Monday, June 30, 2008

Suadis Ready Plans to Boost Oil Output

via MSNBC, the world's leading oil exporter is working feverishly to ramp up production in its few remaining large untapped oil fields. Saudi Arabia is referring these production increases as the largest expansion of production in history, and if they bear out as expected, they could go a long way toward giving the globe additional breathing space to develop alternatives to the sticky black gold. Unlike most of their existing fields located in the northeastern corner of the nation, these fields are located west of the Suadi capital, Riyadh.

"Saudi Arabia's state-owned oil company, Aramco, is spending $10 billion to build the infrastructure to pump 1.2 million barrels of oil per day by next June from the Khurais field and its two smaller neighbors. That alone would be more than the total individual production of OPEC members Qatar, Indonesia and Ecuador.

The project forms the centerpiece of the Saudi plan to increase the total amount of oil it can produce to 12.5 million barrels per day by the end of 2009 — up from a little more than 11 million barrels per day now."

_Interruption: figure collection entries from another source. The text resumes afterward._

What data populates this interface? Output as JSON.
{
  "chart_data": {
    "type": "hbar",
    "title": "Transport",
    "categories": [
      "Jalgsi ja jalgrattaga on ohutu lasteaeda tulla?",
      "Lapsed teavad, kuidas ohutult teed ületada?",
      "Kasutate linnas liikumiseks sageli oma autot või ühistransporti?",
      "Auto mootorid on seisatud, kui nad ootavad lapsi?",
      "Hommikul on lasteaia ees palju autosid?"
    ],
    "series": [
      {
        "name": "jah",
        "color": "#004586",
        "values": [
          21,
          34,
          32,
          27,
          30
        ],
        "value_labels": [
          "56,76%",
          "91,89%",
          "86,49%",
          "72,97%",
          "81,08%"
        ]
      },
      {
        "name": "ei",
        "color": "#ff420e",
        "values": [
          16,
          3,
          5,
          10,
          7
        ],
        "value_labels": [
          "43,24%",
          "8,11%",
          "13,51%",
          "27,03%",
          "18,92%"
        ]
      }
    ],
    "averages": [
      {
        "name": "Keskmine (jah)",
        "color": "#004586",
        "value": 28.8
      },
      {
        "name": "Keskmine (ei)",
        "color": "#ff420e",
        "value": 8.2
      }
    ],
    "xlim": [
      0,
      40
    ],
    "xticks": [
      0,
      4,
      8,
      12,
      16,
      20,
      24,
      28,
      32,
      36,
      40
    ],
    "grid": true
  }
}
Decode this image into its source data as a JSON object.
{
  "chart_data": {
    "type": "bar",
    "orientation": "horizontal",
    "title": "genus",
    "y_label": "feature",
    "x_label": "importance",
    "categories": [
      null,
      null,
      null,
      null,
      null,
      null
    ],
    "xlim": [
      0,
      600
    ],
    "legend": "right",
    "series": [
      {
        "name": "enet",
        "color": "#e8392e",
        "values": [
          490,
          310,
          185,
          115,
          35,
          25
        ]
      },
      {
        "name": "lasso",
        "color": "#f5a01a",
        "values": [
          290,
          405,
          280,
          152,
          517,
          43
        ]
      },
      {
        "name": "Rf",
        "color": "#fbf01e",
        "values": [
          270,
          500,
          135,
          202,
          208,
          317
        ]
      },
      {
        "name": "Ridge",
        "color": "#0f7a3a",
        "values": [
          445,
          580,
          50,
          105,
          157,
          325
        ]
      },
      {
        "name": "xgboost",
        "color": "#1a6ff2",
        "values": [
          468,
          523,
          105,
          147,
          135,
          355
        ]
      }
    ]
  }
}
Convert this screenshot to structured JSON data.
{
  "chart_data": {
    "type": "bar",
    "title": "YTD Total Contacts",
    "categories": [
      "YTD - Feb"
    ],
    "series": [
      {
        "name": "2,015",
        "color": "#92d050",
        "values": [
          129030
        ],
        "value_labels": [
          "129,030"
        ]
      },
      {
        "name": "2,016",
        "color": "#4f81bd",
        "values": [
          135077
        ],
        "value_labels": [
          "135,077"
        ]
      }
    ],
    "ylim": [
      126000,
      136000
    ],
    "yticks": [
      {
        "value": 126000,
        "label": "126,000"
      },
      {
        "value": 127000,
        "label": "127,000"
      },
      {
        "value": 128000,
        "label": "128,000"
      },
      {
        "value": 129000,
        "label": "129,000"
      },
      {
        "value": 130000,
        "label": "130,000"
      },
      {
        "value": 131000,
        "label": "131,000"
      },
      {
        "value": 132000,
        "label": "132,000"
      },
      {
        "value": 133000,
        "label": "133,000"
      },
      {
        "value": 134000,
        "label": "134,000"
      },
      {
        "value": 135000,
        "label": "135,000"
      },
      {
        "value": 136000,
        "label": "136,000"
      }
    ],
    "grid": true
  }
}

While there are technical hurdles to producing in this area, including the searing 100 degree heat and the need to pump in as much as 2 million gallons of seawater into the rock formaitons to maintain well pressure into the 5,000 foot deep oil strata, the Saudis believe they will be able to pump as much as 1.2 million barrels a day by next June. In addition, they expect production of up to 500,000 barrels a day from another new field located at Khursaniyah in August of this year, although this field had been expceted to go online at the end of 2007 but ran into equipment and labor shortages. They are also developing their last large oil formation in the Persian Gulf at Manifa.

Now if the morons we've elected to Congress would allow more drilling here at home, maybe we wouldn't be paying $4 a gallon for freaking the stuff the runs (for better or worse) our entire transportation industry. Still, some encouraging news on the subject is better than continued doom and gloom.